I sat down and wrote a quine in Python today, and it took me about 20 minutes. It really felt like an amazing experience, and imagine having a program that lets you do this:

$ python quine.py > out1 && python out1 > out2 && python out2 > out3 && python out3 > out4 && ….

It simultaneously rewards and boggles the mind! I strongly recommend that you attempt to write your own quine in python (or your language of choice) before viewing mine or others. See if you can come up with your own!

Sorting Algorithms

Any student of any field in computer science knows about sorting. The sorting problem is this: Given a homogeneous list A of n elements, on which elements a < relationship is defined, output a sorted list. That is to say, the output list should be such that for any two indices, x, y, in the list, x<y => A[x] < A[y]. The sorting problem is in P. Handwaving about notation: You cannot index lists, but when I do, you should find the meaning clear.

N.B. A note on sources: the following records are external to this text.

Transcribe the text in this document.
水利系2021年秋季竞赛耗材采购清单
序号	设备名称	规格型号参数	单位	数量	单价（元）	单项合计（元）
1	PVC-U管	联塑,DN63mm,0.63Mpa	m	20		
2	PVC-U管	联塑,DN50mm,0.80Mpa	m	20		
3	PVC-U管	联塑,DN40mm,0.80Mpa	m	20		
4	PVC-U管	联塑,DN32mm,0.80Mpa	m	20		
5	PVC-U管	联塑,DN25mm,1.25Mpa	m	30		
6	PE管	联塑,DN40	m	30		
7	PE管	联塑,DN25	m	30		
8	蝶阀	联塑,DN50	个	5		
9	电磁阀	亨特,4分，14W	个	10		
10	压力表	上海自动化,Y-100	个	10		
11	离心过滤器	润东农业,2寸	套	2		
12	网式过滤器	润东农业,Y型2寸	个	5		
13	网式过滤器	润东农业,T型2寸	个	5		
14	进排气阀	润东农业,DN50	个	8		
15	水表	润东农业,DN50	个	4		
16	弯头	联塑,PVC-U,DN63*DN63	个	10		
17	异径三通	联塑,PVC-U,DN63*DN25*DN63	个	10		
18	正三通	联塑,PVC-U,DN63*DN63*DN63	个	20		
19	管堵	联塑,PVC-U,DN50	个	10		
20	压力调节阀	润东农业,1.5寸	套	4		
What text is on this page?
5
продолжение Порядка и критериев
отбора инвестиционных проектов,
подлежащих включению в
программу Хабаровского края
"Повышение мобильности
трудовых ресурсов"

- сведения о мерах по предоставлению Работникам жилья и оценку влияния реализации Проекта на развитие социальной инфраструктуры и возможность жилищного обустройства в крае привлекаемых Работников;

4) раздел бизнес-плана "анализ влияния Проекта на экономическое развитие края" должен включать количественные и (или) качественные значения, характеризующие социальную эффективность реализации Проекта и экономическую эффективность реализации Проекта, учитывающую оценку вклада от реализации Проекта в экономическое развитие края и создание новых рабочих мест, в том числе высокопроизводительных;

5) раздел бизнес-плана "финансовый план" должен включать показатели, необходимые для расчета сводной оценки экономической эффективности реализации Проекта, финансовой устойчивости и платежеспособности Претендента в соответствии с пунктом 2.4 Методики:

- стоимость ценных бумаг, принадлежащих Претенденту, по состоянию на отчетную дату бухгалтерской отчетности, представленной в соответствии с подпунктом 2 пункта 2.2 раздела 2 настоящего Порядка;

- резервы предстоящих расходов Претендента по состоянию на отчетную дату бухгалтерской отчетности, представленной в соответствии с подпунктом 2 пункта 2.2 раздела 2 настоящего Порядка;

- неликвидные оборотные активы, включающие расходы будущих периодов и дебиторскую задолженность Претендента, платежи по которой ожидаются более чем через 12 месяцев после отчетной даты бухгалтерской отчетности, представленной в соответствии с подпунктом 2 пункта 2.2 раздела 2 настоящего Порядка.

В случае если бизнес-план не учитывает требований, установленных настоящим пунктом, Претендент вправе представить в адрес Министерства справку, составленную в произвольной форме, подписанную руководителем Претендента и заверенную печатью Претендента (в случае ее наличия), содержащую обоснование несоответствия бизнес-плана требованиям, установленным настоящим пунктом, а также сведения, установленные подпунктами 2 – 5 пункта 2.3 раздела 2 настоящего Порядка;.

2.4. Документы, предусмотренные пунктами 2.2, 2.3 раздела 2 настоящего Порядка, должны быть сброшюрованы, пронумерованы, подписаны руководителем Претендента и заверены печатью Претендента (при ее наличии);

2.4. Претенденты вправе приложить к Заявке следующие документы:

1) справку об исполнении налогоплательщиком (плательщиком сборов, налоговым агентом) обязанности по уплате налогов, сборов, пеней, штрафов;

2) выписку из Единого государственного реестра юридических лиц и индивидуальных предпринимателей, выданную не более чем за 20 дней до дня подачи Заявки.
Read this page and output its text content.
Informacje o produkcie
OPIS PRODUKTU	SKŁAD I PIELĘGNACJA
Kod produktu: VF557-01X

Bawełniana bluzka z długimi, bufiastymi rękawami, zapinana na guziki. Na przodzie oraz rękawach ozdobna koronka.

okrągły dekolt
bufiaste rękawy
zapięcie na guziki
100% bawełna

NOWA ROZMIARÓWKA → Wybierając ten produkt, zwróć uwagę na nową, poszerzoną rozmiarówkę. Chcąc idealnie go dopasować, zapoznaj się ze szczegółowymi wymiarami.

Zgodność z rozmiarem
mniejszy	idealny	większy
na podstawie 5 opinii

A number of algorithms exist to sort an array, and some are as fast as O(nlogn):

  • O(nn): Insertion sort, bubble sort, selection sort, quick sort et al.
  • O(nlogn): Mergesort, heap sort, binary tree sort et al.

Researchers have found that by using certain tricks (e.g. using specialized hardware, restricting the possible inputs) they can ensure faster runtimes, even linear time, but without such restrictions, the general worst-case runtime for sorting an array is generally considered O(nlogn)… until now! I’d like to present two sorting algorithms below that have worst case run time even faster than O(nlogn):

  • Drop sort: This produces a sorted list in linear time, worst case:

For (i=0; i<n; i++)
{
if L[i] > L[i+1] {drop L[i+1]; i=i++}
}

Drop sort works by stepping through the list elements, one by one, and dropping those elements that violate the ordering. As long as the drop operation takes constant time–and there’s no reason it shouldn’t–this algorithm produces a sorted list in worst (and best and average) case O(n) time. A friend of mine spotted this algorithm online somewhere, and now we can’t find it. If someone happens upon it, inform me and I’ll update this page to include a link and proper attribution.

  • Instant sort: This produces a sorted list in constant time:

Return L.head()

Instant sort, a novel sorting algorithm as far as I can tell, returns the head of the list. Note that instant sort does, indeed, return a sorted list. The list trivially meets the definition of “sorted” above, but it meets it exactly nonetheless; no tricks involved! Instant sort works in O(1) time.

The astute reader will undoubtedly point out the fact that these algorithms operate destructively; that is, sorting the list may return a list missing some of the original data. That’s a valid observation, but also consider that many times we accept the data loss, or the fact that the array be sorted is more important than preserving the data. In fact there’s a strong analogy between these destructive sorting algorithms and lossy media compression (“lossy” means that data is lost irreversibly in the compression process). Digital media compression algorithms like MP3, M4A (iTunes music store purchases), JPEG, and MPEG store the media in smaller space by eliminating some of it.

Yes, these popular compression algorithms throw away some of the data in the media in order to save space. The people aware that this occurs either don’t use these compression algorithms, or they decide that the data loss is acceptable. Several audio and image file formats compress data in a way that keeps all of the information, 100% of it. These are called “lossless” compression algorithms (or “lossless” formats). They include (audio) FLAC, ALAC, WMA lossless, and WAV (uncompressed). The same goes for image formats (PNG’s fantastic: It compresses losslessly and supports transparency and interlacing); in fact, there is a lossless JPEG specification, but people most frequently use the lossy version. Purists, archivists, audiophiles, and music enthusiasts tend to insist on lossless encoding, and for good reason, especially so considering the abundance of affordable storage we have available today.